Quem foi entrevistar é o autor e o que ele regista daqueles clichês é a dor de quem perdeu gente amada, é um espetáculo de sangue que se derramou com muita gente degolada e muitos corpos estraçalhados. No jogo do tempo e do lugar, o Capitão Garcez presta a justificação de que os atos praticados decorriam da guerra, se acaso celebrou a morte, não tem contas a prestar nem ao autor nem a qualquer cobardolas de merda. Prossegue esta marcha labiríntica entre o lugar e o tempo, alguém que andou com o Capitão Garcez nas lutas africanas mandou ao autor uma mensagem sobre o mito, ele era detestado, toda a gente fugia a confraternizar com aquele militar de gestos homicidas, as imagens que ficaram das cabeçorras dos pretos, espetadas nos paus, a bordejar a picada, eram um aviso de solene advertência aos rebeldes de que não eram menos mortais do que aqueles que os combatiam.

O autor está agora no seu espaço, escrevinha, enfrentou o rosto do Capitão Garcez, apresenta-se restituído à amenidade do seu lugar, e disso nos dá conta:
“Junto a mim pousa a grande jarra de gerberas, arauta da Primavera que desponta, a projetar aquele macerado amarelo, tão caraterístico dos que retornam dos trópicos. A verdade é que, há muito, muito tempo, me não assalta o organismo de pretérito miliciano essa coloração dos surtos palúdicos, precipitando-me em convulsos pesadelos, atrelados a outros experimentados já. Serenamente afastaram-se de mim aqueles transes inexplicáveis, vividos por um soldado sonâmbulo que devagar conduz o Unimog através da povoação em labaredas, cruzada pelo balido das cabras espavoridas, e pelo guincho das fêmeas e crianças que ardem numa habitação esbarrondada. Apagado pela ventania que espanta o incêndio, o rosto do Capitão cristaliza em mim numa neutralidade de cera, de órbitas vazadas, tão frágil e tão efémero como a paisagem que o circunda”.
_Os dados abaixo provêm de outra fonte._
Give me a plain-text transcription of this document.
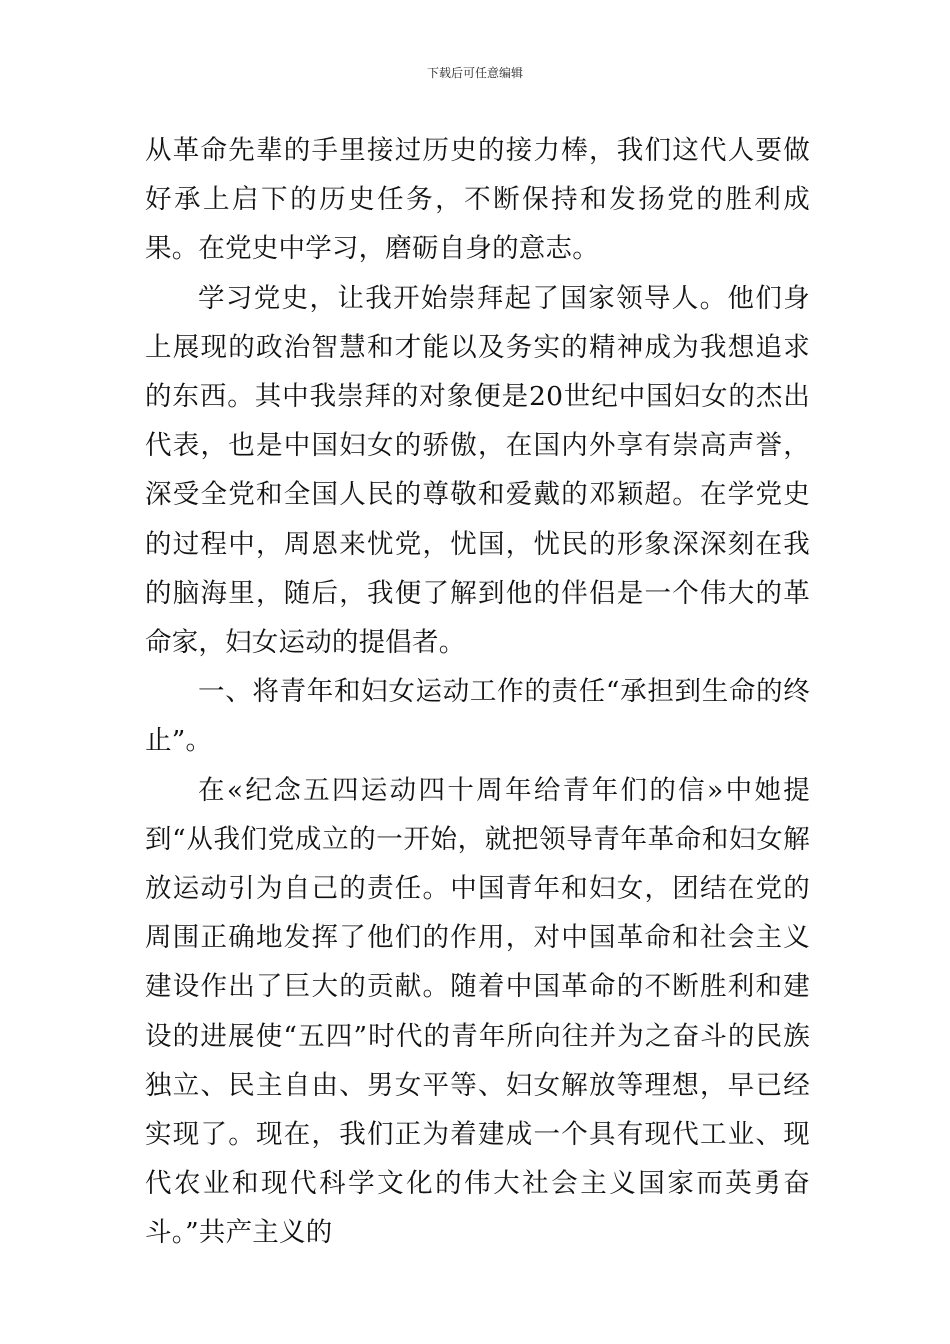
下载后可任意编辑

从革命先辈的手里接过历史的接力棒，我们这代人要做好承上启下的历史任务，不断保持和发扬党的胜利成果。在党史中学习，磨砺自身的意志。

学习党史，让我开始崇拜起了国家领导人。他们身上展现的政治智慧和才能以及务实的精神成为我想追求的东西。其中我崇拜的对象便是20世纪中国妇女的杰出代表，也是中国妇女的骄傲，在国内外享有崇高声誉，深受全党和全国人民的尊敬和爱戴的邓颖超。在学党史的过程中，周恩来忧党，忧国，忧民的形象深深刻在我的脑海里，随后，我便了解到他的伴侣是一个伟大的革命家，妇女运动的提倡者。

一、将青年和妇女运动工作的责任“承担到生命的终止”。

在«纪念五四运动四十周年给青年们的信»中她提到“从我们党成立的一开始，就把领导青年革命和妇女解放运动引为自己的责任。中国青年和妇女，团结在党的周围正确地发挥了他们的作用，对中国革命和社会主义建设作出了巨大的贡献。随着中国革命的不断胜利和建设的进展使“五四”时代的青年所向往并为之奋斗的民族独立、民主自由、男女平等、妇女解放等理想，早已经实现了。现在，我们正为着建成一个具有现代工业、现代农业和现代科学文化的伟大社会主义国家而英勇奋斗。”共产主义的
E neste jogo entre o real e o surreal, tudo culmina com o desaparecimento do vetusto Capitão Garcez, “levanta-se da poltrona, e as imensas asas negras, rompendo-lhe das espáduas, batem numa vibração, desplumam-se na treva, e desfazem-se em pó”.

A literatura tem fartas apresentações do horror que a guerra permite, há a sua banalidade, como Curzio Malaparte descreve na sua obra-prima, “Kaputt”, caso de um passeio noturno de Hans Frank, o Governador da Polónia nomeado por Hitler, num passeio a um gueto, a comitiva anda divertida com os tiros dados às crianças pelas forças de vigilância. E há a investigação histórica, como é o caso de “O massacre português de Wiriamu: Moçambique, 1972”, de Mustafah Dhada, acaba-se com a mentira montada no final do Estado Novo de que nada tinha acontecido, ouve-se o depoimento compungido de um antigo oficial dos Comandos que descreve o morticínio.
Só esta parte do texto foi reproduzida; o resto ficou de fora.